ミニマリズムは、ひとつの音の物語というよりは、鎖のようにつながりあった音の物語である。シェーンベルクは一二音音列を考案した。ヴェーベルンはそのパターンのなかに隠れた静止を発見した。ケージとフェルドマンは音列をやめて、静止を際立たせた。ヤングは音列の速度を緩め、催眠的な解釈をした。ライリーは長い音を調性へと引き延ばした。ライヒはプロセスをシステム化し、奥行きを与えた。グラスはそれに駆動的な勢いを加えた。鎖はここで終わったわけではない。60年代末から、ヴェルヴェット・アンダーグラウンドを先頭とした、ポピュラー・アーティストの小さなグループが、ミニマリズムの概念を主流へと運んでいった。ライヒがあとで述べたところによれば、役割の入れ替わりには「詩的な正当性」があった。
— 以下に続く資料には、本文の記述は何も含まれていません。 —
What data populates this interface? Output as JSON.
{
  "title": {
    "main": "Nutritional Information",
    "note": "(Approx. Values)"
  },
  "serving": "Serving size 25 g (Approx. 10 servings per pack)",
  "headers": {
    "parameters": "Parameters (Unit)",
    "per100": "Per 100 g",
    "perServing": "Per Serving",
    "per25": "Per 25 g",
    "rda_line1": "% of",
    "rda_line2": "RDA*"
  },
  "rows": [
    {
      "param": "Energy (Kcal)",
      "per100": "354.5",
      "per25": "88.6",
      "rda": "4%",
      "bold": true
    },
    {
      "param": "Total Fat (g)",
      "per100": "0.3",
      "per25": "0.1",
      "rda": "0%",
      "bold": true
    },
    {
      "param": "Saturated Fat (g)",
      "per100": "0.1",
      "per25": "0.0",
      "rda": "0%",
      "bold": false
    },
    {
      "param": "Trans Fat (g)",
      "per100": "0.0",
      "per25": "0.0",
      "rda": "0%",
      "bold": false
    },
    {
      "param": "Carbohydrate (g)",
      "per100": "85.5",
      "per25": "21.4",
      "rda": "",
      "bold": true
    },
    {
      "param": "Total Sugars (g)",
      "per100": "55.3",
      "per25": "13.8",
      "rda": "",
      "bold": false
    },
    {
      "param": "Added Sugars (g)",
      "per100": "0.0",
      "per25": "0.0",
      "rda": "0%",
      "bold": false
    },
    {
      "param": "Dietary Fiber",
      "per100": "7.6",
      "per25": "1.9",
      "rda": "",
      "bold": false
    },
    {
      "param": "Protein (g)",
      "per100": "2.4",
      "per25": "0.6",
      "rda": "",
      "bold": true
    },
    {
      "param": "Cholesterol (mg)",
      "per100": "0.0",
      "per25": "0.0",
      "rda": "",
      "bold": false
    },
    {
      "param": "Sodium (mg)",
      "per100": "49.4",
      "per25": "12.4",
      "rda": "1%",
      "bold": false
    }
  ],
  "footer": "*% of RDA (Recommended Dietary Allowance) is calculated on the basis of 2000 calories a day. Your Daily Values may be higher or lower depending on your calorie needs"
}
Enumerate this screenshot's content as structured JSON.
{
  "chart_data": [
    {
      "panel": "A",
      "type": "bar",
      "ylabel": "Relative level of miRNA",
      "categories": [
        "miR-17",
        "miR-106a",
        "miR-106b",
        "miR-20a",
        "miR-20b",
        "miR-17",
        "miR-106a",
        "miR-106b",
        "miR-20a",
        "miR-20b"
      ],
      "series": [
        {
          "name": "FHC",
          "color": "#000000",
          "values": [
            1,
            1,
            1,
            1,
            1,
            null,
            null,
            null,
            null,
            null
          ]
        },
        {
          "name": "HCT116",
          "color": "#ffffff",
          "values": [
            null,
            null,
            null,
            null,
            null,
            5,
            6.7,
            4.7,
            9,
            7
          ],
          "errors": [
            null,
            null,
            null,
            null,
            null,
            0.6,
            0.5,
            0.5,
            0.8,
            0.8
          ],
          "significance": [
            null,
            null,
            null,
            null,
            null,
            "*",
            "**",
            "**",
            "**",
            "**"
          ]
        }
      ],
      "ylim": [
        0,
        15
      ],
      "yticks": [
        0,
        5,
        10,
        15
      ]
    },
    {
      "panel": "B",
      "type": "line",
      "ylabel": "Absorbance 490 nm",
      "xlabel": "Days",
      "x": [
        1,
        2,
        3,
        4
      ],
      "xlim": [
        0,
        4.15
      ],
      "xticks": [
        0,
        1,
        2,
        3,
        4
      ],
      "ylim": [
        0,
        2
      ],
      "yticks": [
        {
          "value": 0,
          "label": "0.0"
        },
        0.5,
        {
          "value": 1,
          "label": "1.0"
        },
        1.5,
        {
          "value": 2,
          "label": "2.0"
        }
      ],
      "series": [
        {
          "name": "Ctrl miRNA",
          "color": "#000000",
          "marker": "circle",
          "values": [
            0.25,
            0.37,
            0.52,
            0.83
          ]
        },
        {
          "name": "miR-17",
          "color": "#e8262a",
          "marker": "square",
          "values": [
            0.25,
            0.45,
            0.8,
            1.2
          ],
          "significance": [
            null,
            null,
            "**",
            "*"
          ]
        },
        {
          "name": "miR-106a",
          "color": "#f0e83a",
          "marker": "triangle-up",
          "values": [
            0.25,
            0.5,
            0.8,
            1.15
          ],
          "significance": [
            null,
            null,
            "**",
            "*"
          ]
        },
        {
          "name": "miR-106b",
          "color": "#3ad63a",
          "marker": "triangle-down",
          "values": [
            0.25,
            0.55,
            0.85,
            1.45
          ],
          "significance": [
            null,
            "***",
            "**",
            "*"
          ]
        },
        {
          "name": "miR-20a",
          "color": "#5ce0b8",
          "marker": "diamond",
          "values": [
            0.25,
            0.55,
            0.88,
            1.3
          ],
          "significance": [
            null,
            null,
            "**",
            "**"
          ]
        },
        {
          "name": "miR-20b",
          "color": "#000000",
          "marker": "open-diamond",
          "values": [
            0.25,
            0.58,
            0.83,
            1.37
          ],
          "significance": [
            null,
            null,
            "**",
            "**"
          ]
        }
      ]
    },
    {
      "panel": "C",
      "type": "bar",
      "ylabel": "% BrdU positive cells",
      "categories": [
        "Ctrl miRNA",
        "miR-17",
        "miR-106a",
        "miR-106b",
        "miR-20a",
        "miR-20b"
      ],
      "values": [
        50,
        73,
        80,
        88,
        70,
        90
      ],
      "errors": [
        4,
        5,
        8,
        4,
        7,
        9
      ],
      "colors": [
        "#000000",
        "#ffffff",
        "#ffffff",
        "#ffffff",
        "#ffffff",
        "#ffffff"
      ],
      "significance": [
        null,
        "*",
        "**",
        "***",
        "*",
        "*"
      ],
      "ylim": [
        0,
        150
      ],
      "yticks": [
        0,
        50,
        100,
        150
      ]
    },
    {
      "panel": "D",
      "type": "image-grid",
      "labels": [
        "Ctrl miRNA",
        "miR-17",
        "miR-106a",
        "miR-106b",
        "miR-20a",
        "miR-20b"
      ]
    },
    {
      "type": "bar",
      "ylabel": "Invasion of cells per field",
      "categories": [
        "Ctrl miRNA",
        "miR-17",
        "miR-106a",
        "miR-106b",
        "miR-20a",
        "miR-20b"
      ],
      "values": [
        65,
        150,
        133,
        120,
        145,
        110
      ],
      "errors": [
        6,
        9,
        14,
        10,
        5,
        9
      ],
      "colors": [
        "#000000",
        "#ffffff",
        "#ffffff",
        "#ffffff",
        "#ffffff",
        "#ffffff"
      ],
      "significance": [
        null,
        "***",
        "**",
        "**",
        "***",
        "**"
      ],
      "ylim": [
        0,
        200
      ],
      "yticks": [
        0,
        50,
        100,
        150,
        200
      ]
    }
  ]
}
彼がかつてマイルス・デイヴィスやケニー・クラークにくぎづけになったように、ニューヨークやロンドンのポップ人たちは、逆にライヒに見とれたのだ。
~アレックス・ロス著/柿沼敏江訳「20世紀を語る音楽2」(みすず書房)P534
アレックス・ロスの見立ては鋭い。ミニマリズムを起点として、それを主流へと運んだのがニューヨークやロンドンのポピュラー・アーティストたちだったというのだから実に興味深い。
僕が、新ウィーン楽派の天才たちの音楽にシンパシーを感じるのも、ケージやライヒに同様のものを抱くのも、そして何よりヴェルヴェット・アンダーグラウンドの、特に初期のアルバムたちに通じる抒情と知性、そして破壊力に打ちのめされたのも根っこは同じだったことがわかる。
・The Velvet Underground Peel Slowly and See (1995)
Personnel
John Cale (bass guitar, viola, keyboards)
Sterling Morrison (guitar, bass guitar, backing vocals)
Lou Reed (vocals, guitar, piano, harmonica)
Maureen Tucker (percussion)
Nico (lead vocal; backing vocals)
ボックス・セットからの2枚目にはファースト・アルバムを軸にした、ヘヴィメタルな一面と抒情性を併せ持つ楽曲が並ぶ(名曲”All Tomorrow’s Party”のシングル・バージョンをトップに据え、”Melody Laughter”のライヴ・バージョン、”It was a Pleasure Then”、”Chelsea Girls”が加えられている)。
ルー・リードが逝って早10年が経過しようとしている。
多様に拡がった音楽の概念は、一見あまりの枝葉に分かれたかのように見えるが、その実、20世紀の後半から一つに収斂されていったように思われる。半世紀以上を経て聴かれるヴェルヴェット・アンダーグラウンドの実験的音楽には魂が見事に宿る。この何とも色褪せない激しさ、心に迫る音塊の、浄化や思考を超えた普遍性は一体どういうことか?
“Melody Laughter”を聴き給え。ライヴゆえの熱量に火傷しそうだ。